Although the end of the lawsuit challenging last year’s presumed winner was presented as a fait accompli by various news agencies last week after the plan was submitted, Bennett had yet to agree to the plaintiffs’ financial distribution plan.

The plaintiffs had submitted a payment structure for the $2.8 million up for grabs and on Monday Bennett concurred that the biggest piece of the prize money — more than $2 million — would go to Richard Kosztyu of Hamilton, New Jersey, who boated a 236-pound tuna in last year’s open.

Jim Conway of Glen Burnie, Maryland will get about $230,000 for his 790-pound blue marlin. Also bringing home six figures is Mark Hutchison of Cordova, Maryland, with about $123,000 for his 233-pound tuna. Ten other anglers are also compensated in the plan.

Also part of the proposal by the plaintiffs is a deal to work out the legal expenses and fees incurred by the tournament. In it, the plaintiffs agreed to absorb $340,000 in costs, with the lion’s share, more than $280,000, provided by Kosztyu.

At the close of the 2016 tournament, only one qualifying white marlin had been caught, so the fish landed by Phillip Heasley earned him a record-setting $2.8 million. Heasley used his own boat, the Kallianassa, staffed by crew he hired, and was the only person on the vessel able to participate in the tournament.

According to tournament rules, all anglers winning more than $50,000 in prize money as well as any crewmember registered to the vessel on which the winning fish was landed may be required to take and pass a polygraph test.

The polygraph provision of the rules has been in place since at least 2004, according to court documents, and is not unusual for high-dollar fishing tournaments.

Last year, four people were required to take the test, including Heasley.
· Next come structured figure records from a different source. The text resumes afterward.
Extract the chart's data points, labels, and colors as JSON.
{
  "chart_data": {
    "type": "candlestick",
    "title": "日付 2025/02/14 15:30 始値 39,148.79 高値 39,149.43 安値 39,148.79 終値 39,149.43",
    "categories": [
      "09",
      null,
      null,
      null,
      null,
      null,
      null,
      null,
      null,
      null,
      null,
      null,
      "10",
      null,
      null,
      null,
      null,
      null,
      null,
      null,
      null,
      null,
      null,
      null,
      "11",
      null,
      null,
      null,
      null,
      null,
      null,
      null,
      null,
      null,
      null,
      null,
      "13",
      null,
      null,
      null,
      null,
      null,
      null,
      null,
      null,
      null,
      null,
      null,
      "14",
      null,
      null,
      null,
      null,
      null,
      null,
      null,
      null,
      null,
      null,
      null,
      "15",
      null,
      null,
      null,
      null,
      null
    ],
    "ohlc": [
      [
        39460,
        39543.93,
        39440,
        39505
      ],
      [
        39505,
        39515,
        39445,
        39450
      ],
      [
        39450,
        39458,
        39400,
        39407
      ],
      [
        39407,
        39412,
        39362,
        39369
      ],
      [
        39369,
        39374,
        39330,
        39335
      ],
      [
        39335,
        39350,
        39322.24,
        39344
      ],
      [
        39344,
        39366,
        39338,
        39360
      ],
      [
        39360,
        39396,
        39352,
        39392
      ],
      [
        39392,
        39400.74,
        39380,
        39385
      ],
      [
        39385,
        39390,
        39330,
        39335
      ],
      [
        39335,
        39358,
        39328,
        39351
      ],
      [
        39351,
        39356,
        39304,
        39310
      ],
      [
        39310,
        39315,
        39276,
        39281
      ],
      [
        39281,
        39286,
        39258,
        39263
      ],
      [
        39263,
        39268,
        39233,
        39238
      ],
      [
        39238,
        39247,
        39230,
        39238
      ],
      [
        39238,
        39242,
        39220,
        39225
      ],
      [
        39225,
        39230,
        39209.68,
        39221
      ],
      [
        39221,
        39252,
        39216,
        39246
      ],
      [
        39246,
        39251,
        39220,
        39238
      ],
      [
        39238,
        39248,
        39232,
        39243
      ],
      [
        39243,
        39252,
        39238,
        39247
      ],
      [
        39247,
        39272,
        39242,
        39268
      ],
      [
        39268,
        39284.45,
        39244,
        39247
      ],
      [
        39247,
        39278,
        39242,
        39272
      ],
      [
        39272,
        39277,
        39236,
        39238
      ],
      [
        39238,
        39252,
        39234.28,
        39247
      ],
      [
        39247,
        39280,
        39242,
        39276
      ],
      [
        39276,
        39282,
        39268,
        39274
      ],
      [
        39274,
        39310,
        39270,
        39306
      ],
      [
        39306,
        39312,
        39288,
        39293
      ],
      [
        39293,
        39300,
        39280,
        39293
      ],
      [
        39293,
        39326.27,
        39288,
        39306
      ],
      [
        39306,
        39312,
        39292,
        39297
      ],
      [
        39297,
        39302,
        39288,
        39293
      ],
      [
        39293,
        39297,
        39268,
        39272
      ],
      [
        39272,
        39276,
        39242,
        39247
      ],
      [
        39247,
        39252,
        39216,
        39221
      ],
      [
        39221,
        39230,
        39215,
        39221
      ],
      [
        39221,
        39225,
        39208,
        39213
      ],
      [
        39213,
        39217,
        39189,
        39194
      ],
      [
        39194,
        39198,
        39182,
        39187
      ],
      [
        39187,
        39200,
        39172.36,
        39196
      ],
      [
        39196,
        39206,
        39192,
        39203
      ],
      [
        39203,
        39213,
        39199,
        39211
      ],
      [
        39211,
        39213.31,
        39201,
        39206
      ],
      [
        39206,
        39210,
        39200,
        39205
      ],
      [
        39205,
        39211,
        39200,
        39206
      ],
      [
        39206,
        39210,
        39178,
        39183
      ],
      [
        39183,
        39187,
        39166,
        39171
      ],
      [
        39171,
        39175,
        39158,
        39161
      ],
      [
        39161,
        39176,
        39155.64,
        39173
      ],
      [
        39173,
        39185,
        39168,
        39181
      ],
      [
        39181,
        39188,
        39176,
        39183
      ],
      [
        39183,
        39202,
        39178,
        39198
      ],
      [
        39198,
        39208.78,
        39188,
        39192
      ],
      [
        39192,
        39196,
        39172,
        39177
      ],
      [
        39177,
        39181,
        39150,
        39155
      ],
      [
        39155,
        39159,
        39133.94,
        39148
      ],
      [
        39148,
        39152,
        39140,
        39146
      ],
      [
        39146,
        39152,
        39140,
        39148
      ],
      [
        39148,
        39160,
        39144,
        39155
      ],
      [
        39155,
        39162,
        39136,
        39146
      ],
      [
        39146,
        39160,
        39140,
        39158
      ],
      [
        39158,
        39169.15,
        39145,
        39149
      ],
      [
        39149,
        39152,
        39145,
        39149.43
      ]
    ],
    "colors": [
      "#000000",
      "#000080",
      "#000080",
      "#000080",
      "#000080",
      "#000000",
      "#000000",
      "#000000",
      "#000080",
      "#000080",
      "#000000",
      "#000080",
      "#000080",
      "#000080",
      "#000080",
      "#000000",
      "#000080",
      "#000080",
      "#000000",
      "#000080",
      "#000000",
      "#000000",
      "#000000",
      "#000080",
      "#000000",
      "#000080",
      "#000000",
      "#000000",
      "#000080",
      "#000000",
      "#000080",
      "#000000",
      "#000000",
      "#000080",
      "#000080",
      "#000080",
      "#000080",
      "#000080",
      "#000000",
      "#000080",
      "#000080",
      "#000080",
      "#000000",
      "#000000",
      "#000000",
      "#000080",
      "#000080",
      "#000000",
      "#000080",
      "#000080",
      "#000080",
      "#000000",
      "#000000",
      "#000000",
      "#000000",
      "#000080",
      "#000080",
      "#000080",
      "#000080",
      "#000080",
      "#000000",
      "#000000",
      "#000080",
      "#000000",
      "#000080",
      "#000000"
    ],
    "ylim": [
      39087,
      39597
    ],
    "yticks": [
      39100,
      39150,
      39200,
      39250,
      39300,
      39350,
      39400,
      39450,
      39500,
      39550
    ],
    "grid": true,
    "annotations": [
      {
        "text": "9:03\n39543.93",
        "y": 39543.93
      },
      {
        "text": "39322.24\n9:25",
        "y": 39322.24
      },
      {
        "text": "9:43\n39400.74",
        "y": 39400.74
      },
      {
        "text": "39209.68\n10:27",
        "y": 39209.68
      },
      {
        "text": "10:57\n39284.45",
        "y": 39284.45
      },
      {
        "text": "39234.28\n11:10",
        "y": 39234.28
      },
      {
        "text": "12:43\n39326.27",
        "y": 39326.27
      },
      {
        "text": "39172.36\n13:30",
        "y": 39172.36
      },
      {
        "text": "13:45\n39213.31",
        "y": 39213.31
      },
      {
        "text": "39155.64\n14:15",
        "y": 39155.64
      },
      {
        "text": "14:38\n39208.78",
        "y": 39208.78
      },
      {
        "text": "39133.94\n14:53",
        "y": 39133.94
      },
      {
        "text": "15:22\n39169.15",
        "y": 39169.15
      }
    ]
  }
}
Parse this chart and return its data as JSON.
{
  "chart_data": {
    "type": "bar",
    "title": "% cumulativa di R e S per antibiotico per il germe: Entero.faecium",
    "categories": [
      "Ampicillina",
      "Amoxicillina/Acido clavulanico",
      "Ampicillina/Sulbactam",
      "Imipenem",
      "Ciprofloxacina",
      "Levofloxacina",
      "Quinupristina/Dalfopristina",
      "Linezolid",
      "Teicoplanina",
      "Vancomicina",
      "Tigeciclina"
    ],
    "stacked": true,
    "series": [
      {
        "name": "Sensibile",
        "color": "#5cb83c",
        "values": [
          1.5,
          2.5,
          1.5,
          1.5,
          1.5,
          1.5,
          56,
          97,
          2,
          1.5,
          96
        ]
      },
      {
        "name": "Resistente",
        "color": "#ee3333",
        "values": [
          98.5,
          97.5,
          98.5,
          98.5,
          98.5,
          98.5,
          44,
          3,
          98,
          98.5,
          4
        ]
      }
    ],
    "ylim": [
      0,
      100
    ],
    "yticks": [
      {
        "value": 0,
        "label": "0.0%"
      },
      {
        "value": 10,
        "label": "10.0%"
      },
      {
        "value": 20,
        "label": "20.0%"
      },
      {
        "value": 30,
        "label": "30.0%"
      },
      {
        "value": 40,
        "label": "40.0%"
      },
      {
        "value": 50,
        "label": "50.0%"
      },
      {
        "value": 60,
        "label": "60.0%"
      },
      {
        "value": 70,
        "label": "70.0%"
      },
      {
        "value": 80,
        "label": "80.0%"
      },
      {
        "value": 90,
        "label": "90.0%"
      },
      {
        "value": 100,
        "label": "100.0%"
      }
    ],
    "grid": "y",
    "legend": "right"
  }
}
Three passed, but Heasley did not, according to court documents.

The tournament then allowed Heasley and the crew to take additional polygraph tests to qualify for the prize money, which resulted in findings of deception by both angler and crew.

Based on the detected deception, the tournament declared it would withhold the prize money and legal proceedings began.

As part of those proceedings, Heasley and crew of the Kallianassa submitted to a third set of polygraph tests at their own expense, the results of which were not entered into evidence during the case.

The case ended with Bennett finding the tournament acted within its obligations with regard to the polygraph results, but went a step further and declared Heasley’s lines were in the water earlier than was reported, which is enough for a tournament disqualification alone.

Heasley had also filed counterclaims in the suit, all of which were decided in the tournament’s favor.

This year’s tournament is scheduled for Aug. 7-11 in Ocean City.